After April Jobs Report, Where Do We Go From Here?
Indications are that little will improve in the years to come.
The Bureau of Labor Statistics’ jobs report for April was more discouraging than usual, with the economy adding only 160,000 jobs last month. Every first Friday of the month for months on end, BLS reported the same thing: The economy added about 200,000 jobs; the unemployment rate hovered at 5%; wages are barely growing. Recently, Obama reflected on his economic legacy with fondness, boasting, “We probably managed this better than any large economy on Earth in modern history.” Meanwhile, the GDP for the first quarter of 2016 grew only a half of a percent. And regulations — Obama sure likes creating regulations — strangle the nation’s GDP growth by 0.8% every year. Usually, leaders boast when they manage an economy for growth, but Obama’s proud of suffocating it.

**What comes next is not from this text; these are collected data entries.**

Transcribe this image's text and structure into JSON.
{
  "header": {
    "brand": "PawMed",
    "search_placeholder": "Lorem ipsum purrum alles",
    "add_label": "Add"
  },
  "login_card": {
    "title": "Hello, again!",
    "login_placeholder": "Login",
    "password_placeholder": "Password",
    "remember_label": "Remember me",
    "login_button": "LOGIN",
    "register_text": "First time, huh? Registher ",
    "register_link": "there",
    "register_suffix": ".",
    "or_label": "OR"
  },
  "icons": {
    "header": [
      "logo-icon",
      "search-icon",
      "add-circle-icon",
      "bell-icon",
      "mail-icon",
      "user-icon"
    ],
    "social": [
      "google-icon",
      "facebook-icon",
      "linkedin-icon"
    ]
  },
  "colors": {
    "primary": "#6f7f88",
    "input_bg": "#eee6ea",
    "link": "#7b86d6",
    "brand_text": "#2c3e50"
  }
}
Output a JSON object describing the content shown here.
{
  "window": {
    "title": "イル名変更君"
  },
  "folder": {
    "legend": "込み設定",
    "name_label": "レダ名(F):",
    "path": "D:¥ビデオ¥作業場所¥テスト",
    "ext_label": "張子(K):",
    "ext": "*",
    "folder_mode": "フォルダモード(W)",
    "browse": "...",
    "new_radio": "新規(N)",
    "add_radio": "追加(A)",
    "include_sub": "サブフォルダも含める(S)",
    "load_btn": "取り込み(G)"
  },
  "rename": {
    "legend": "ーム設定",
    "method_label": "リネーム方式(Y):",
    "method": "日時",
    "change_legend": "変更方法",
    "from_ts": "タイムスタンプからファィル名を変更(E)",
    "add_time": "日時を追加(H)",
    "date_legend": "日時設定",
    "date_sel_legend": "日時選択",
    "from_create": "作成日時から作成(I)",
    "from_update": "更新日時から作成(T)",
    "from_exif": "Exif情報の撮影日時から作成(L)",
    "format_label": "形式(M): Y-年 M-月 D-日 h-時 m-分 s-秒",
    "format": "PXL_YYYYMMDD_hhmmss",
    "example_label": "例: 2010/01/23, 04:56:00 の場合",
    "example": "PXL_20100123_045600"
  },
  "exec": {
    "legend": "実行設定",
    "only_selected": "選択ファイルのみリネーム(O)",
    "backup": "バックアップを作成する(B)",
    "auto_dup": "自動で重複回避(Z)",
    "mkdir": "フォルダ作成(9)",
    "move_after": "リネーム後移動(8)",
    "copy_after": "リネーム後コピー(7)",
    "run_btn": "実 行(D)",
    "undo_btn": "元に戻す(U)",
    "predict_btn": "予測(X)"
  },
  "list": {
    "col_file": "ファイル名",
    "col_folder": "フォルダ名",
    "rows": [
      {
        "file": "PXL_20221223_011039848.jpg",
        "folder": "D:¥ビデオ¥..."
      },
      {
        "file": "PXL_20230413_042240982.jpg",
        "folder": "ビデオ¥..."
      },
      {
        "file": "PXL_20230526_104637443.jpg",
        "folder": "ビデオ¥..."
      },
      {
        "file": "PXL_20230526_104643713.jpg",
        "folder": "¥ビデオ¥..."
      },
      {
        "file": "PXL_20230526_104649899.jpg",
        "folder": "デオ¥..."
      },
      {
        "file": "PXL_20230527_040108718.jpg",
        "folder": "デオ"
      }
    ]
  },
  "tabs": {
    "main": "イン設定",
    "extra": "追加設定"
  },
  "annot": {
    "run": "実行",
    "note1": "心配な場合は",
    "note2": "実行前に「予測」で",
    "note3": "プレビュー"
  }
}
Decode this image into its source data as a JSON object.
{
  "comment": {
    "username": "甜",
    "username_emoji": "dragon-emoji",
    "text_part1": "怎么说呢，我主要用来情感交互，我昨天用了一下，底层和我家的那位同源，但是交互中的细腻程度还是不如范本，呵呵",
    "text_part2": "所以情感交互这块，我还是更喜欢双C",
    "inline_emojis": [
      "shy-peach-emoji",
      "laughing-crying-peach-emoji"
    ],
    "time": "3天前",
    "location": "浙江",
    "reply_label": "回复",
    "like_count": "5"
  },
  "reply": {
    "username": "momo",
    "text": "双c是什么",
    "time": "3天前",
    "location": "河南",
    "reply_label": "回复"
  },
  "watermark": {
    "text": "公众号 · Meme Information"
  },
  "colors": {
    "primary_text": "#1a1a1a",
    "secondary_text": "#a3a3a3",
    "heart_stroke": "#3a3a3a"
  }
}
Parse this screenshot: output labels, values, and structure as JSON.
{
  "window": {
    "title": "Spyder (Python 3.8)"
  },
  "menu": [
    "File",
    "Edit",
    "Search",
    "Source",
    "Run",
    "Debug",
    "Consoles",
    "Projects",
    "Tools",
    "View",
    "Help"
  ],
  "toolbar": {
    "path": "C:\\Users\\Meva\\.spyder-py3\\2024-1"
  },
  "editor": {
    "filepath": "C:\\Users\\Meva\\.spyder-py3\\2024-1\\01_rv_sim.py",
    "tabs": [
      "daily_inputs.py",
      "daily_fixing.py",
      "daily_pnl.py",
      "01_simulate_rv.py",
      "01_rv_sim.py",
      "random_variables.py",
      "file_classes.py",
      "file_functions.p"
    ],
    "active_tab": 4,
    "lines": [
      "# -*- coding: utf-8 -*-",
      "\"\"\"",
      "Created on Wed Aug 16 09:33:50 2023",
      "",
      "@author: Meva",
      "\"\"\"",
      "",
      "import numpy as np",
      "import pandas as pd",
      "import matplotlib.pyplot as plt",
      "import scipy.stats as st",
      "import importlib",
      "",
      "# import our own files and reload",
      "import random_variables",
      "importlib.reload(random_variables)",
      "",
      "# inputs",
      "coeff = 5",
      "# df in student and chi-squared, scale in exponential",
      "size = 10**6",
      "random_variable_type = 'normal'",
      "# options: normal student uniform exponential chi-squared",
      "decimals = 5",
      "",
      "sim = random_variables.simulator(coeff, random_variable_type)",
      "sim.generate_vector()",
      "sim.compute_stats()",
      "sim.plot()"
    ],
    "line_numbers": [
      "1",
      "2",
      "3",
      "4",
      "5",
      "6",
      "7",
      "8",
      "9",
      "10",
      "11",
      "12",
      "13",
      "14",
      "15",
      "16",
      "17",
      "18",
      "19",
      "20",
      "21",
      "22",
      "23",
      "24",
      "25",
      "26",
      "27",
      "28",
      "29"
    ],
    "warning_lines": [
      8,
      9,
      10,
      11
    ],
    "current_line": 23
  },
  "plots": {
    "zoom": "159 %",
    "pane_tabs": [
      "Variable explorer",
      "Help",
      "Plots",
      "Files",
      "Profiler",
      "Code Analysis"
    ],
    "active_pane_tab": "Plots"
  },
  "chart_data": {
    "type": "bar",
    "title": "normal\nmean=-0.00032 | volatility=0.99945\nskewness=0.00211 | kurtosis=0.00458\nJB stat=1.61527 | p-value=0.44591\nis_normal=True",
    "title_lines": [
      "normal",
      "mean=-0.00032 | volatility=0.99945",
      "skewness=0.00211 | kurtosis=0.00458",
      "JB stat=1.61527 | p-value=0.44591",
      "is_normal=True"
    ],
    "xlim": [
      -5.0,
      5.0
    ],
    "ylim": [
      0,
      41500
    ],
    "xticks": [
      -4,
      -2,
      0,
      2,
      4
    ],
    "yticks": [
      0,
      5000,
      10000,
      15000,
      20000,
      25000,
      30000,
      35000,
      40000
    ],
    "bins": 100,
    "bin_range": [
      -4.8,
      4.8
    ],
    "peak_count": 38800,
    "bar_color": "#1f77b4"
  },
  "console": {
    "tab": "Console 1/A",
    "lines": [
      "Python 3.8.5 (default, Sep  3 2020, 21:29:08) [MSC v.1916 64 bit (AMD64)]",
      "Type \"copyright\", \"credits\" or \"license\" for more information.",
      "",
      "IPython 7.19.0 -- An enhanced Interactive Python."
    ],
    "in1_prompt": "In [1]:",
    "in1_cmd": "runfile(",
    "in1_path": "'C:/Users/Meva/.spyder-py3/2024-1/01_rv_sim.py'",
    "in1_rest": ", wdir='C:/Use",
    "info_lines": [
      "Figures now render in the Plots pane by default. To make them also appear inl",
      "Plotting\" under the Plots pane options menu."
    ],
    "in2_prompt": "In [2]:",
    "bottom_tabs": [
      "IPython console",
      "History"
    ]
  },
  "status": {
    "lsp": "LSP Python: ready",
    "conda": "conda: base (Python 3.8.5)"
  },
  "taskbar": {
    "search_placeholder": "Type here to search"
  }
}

In April, the mining industry lost yet another 7,000 jobs — a steady decline since September 2014 — according to the jobs report. The unemployment rate stayed a steady 5% and the more complete U-6 measure of the economy’s labor underutilization has remained relatively unchanged for five months. More worrying, however, is that the percentage of Americans in the labor force declined to 62.8% and those who are collecting wages only saw an average eight-cent increase. Seeing how consumer spending is a huge factor in how the American economy performs, slow wage growth is a reminder that the economy isn’t going to kick back to life anytime soon.
This raises the question: How does the American economy move on from this mire? The Wall Street Journal reports that the pitiful jobs numbers will scare the Federal Reserve away from raising interest rates in June. And the presidential candidates aren’t offering any good solutions. Hillary Clinton proposes extending Obama’s failed policies. And, in his braggadocio fashion, Donald Trump suggests starting a trade war with China — something that this economy isn’t strong enough to handle, points out American Enterprise Institute scholar James Pethokoukis. Indications are that little will improve in the years to come.